Sebagai bagian dari komitmennya di bidang teknologi kreatif, Binus @bandung mengadakan roadshow Studium Generale dengan tema “The Next AI Generation”, menghadirkan pembicara dari Microsoft Indonesia dan Greatnusa. Acara ini tidak hanya dihadiri oleh siswa Binus (Binusian), tetapi juga oleh siswa sekolah menengah dan siswa dari berbagai universitas di Bandung, yang antusias memperluas wawasan mereka tentang peran AI di dunia saat ini dan masa depan.
ADVERTISEMENT

SCROLL TO RESUME CONTENT
Kegiatan ini adalah bagian dari program besar Elevile Indonesia sebagai hasil dari kolaborasi Universitas Binus dengan Microsoft dan Greatnusa. Program ini menargetkan 100.000 peserta dari berbagai kelompok untuk mendapatkan pelatihan AI gratis, sambil memperkuat literasi digital nasional dan mencetak generasi inovatif dan adaptif di Indonesia.

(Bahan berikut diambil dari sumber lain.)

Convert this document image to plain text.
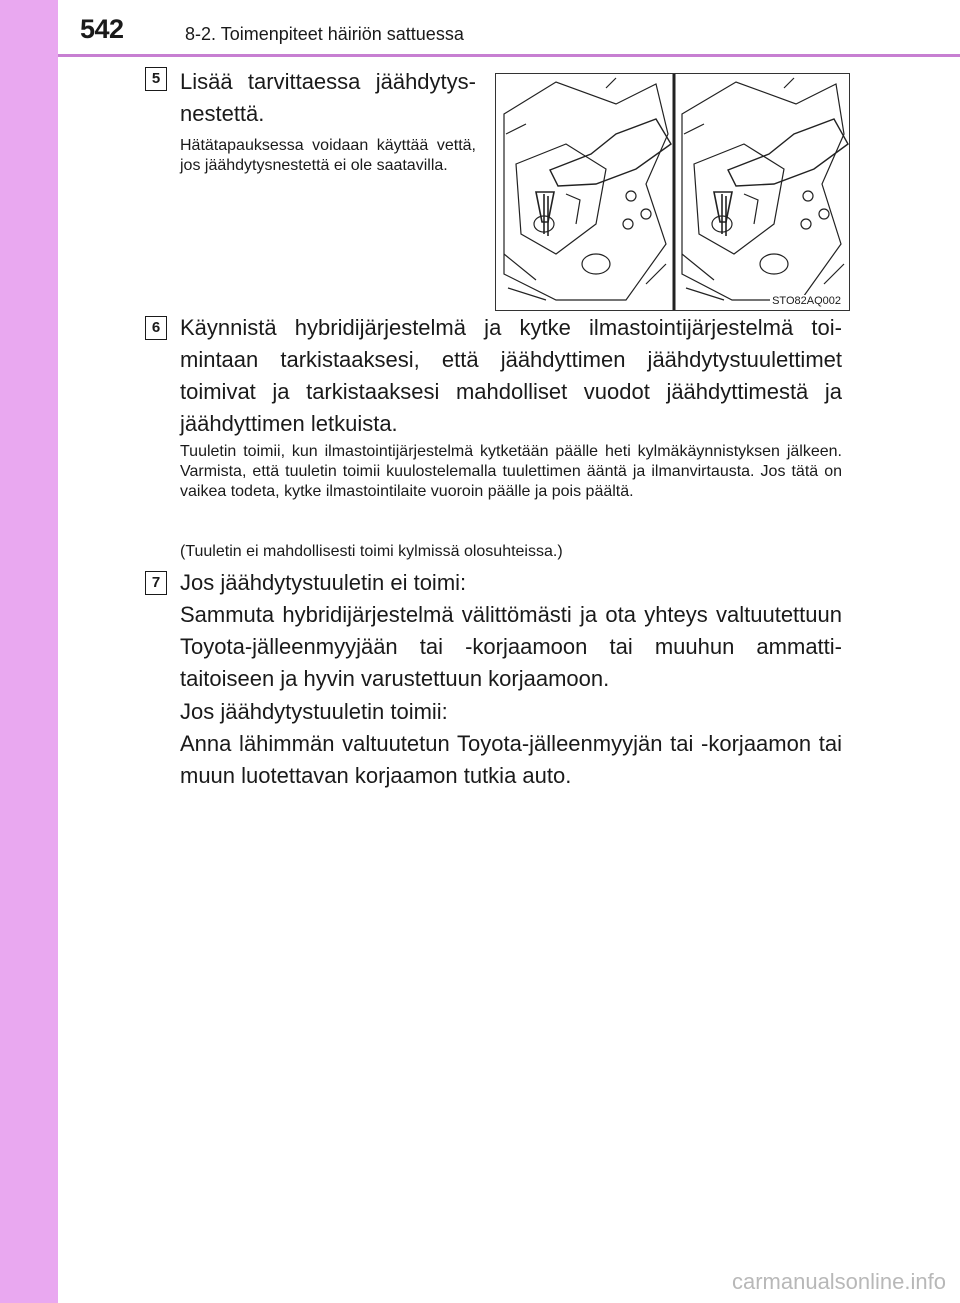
542	8-2. Toimenpiteet häiriön sattuessa
5 Lisää tarvittaessa jäähdytysnestettä.
Hätätapauksessa voidaan käyttää vettä, jos jäähdytysnestettä ei ole saatavilla.
STO82AQ002
6 Käynnistä hybridijärjestelmä ja kytke ilmastointijärjestelmä toimintaan tarkistaaksesi, että jäähdyttimen jäähdytystuulettimet toimivat ja tarkistaaksesi mahdolliset vuodot jäähdyttimestä ja jäähdyttimen letkuista.
Tuuletin toimii, kun ilmastointijärjestelmä kytketään päälle heti kylmäkäynnistyksen jälkeen. Varmista, että tuuletin toimii kuulostelemalla tuulettimen ääntä ja ilmanvirtausta. Jos tätä on vaikea todeta, kytke ilmastointilaite vuoroin päälle ja pois päältä.
(Tuuletin ei mahdollisesti toimi kylmissä olosuhteissa.)
7 Jos jäähdytystuuletin ei toimi:
Sammuta hybridijärjestelmä välittömästi ja ota yhteys valtuutettuun Toyota-jälleenmyyjään tai -korjaamoon tai muuhun ammattitaitoiseen ja hyvin varustettuun korjaamoon.
Jos jäähdytystuuletin toimii:
Anna lähimmän valtuutetun Toyota-jälleenmyyjän tai -korjaamon tai muun luotettavan korjaamon tutkia auto.
carmanualsonline.info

“Sebagai kampus yang berfokus pada teknologi kreatif, Binus @bandung memainkan peran penting dalam mencetak bakat yang tidak hanya menguasai AI, tetapi juga dapat memprosesnya menjadi pekerjaan, solusi, dan inovasi,” kata Dr. Johan Muliadi Kerta, S.Kom., MM sebagai direktur kampus Binus @bandung.

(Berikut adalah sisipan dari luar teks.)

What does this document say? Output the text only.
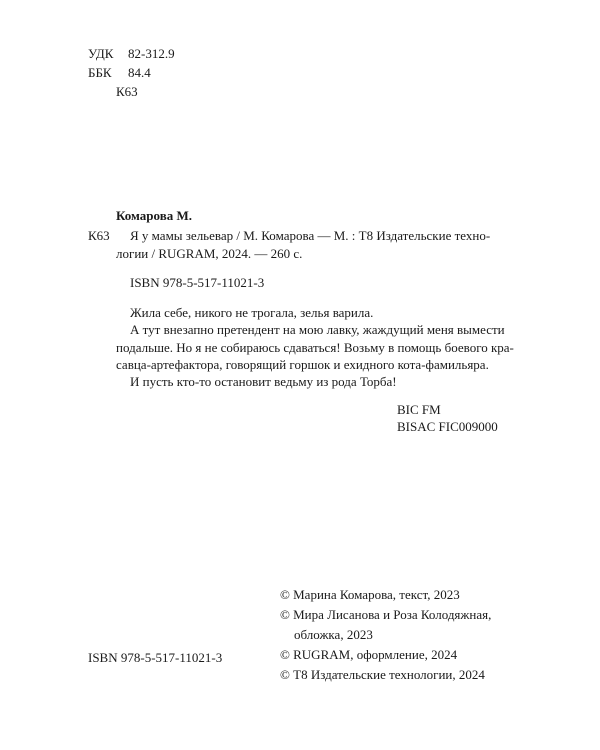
УДК 82-312.9
ББК 84.4
К63
Комарова М.
К63 Я у мамы зельевар / М. Комарова — М. : Т8 Издательские техно-
логии / RUGRAM, 2024. — 260 с.
ISBN 978-5-517-11021-3
Жила себе, никого не трогала, зелья варила.
А тут внезапно претендент на мою лавку, жаждущий меня вымести
подальше. Но я не собираюсь сдаваться! Возьму в помощь боевого кра-
савца-артефактора, говорящий горшок и ехидного кота-фамильяра.
И пусть кто-то остановит ведьму из рода Торба!
BIC FM
BISAC FIC009000
ISBN 978-5-517-11021-3
© Марина Комарова, текст, 2023
© Мира Лисанова и Роза Колодяжная,
обложка, 2023
© RUGRAM, оформление, 2024
© Т8 Издательские технологии, 2024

Melalui sesi presentasi dan diskusi, peserta diundang untuk memahami bagaimana teknologi seperti Microsoft Copilot yang tertanam dalam Word, Excel, PowerPoint, dan tim dapat memperkuat kolaborasi manusia dan mesin dalam pekerjaan dan pembelajaran.
“AI tidak hanya tentang kecanggihan teknologi, tetapi tentang bagaimana kita menggunakannya untuk memberdayakan setiap orang yang memulai dari siswa ke profesional-sehingga mereka dapat berinovasi secara etis, kreatif, dan bertanggung jawab. Melalui sebelas orang Indonesia ini, kita mengambil langkah konkret untuk membuka akses nasional yang paling tidak dapat diandalkan dalam bahasa miken yang dapat menjadi mikro yang dapat diandalkan di AI,” AREON-ARIEFS PERADIAN INDONESI AREAFO MICONO DIREADO PENGETAHUAN AIFOOF AREON AREON AREON AREONSOOF AREONSOOF AREONSOOF KOPAI PEROKONA AREON AREONO AREON AREONO AREONSOOF PERAWATAN AREONOSOOF DIADE PLAY DI AIF ERA, “
Robby Susanto sebagai produk VP dan kemitraan Greatnusa juga menekankan bahwa akses ke literasi AI harus didistribusikan secara merata, tidak hanya untuk lingkungan kampus. “Melalui platform Elevile dan Digital kami, kami ingin menjangkau lebih banyak orang baik anak -anak sekolah menengah, siswa, dan masyarakat umum sehingga mereka dapat diberdayakan dan bersaing di era digital.”
Universitas Binus terus menunjukkan kepemimpinannya sebagai lembaga yang tidak hanya berfokus pada akademisi, tetapi juga pada pengembangan keterampilan di masa depan. Dengan pendekatan yang menggabungkan teknologi dan kreativitas, peristiwa ini mencerminkan visi Binus dalam mencetak talenta superior di era ekonomi digital, serta memperkuat kontribusinya terhadap emas Indonesia 2045.